US troops see Saddam hiding in Tikrit

AP, Tikrit
Saddam Hussein is believed to have been hiding out recently in Tikrit, influencing the anti-American insurgency, the US military said Monday. Fresh attacks by resistance forces across central Iraq were reported to have killed three American soldiers and wounded five others.

"We have clear indication he has been here recently," Maj. Troy Smith, a deputy brigade commander, told reporters in Tikrit, the fugitive former president's hometown and now headquarters for the 4th Infantry Division. "He could be here right now," he said of Saddam.

The insurgents' attacks on US occupation forces averaged 22 a day in the past week, the US military reported Monday in Baghdad.
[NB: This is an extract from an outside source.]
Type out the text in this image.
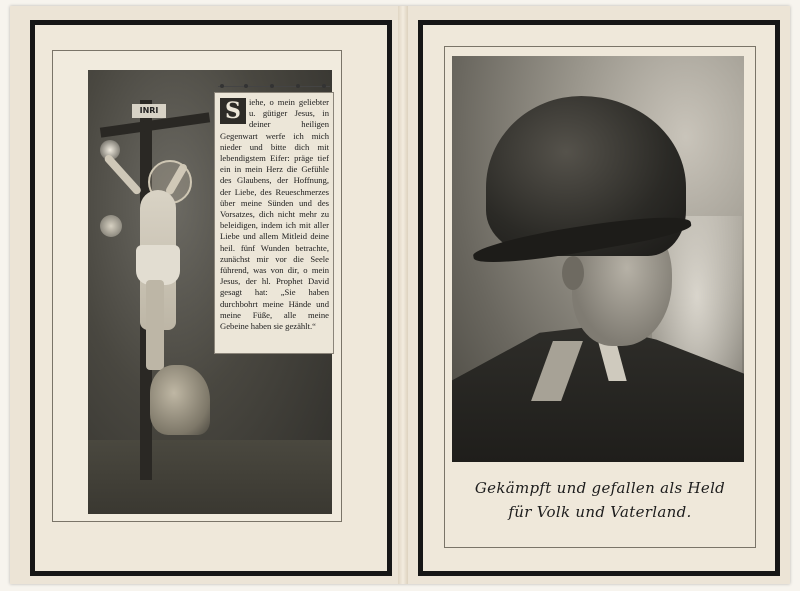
INRI	S iehe, o mein geliebter u. gütiger Jesus, in deiner heiligen Gegenwart werfe ich mich nieder und bitte dich mit lebendigstem Eifer: präge tief ein in mein Herz die Gefühle des Glaubens, der Hoffnung, der Liebe, des Reueschmerzes über meine Sünden und des Vorsatzes, dich nicht mehr zu beleidigen, indem ich mit aller Liebe und allem Mitleid deine heil. fünf Wunden betrachte, zunächst mir vor die Seele führend, was von dir, o mein Jesus, der hl. Prophet David gesagt hat: „Sie haben durchbohrt meine Hände und meine Füße, alle meine Gebeine haben sie gezählt.“
Gekämpft und gefallen als Held
für Volk und Vaterland.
That's an increase of several a day over the pace of some weeks earlier, and has resulted in American deaths at a rate of almost one every two days.

The attacks late Sunday and Monday, against 4th Infantry Division troops, took place in Tikrit and at locations north and east of here, according to the US command:

At 7:45 p.m. Sunday, one division soldier was killed and another wounded when their Bradley armored vehicle struck a mine near Beiji, 30 miles north of Tikrit.

At 11:15 a.m. Monday, a division convoy traveling near Jalyula, in a desolate area 80 miles east of Tikrit, was ambushed with a makeshift roadside bomb and small-arms fire. One soldier was killed and two were wounded.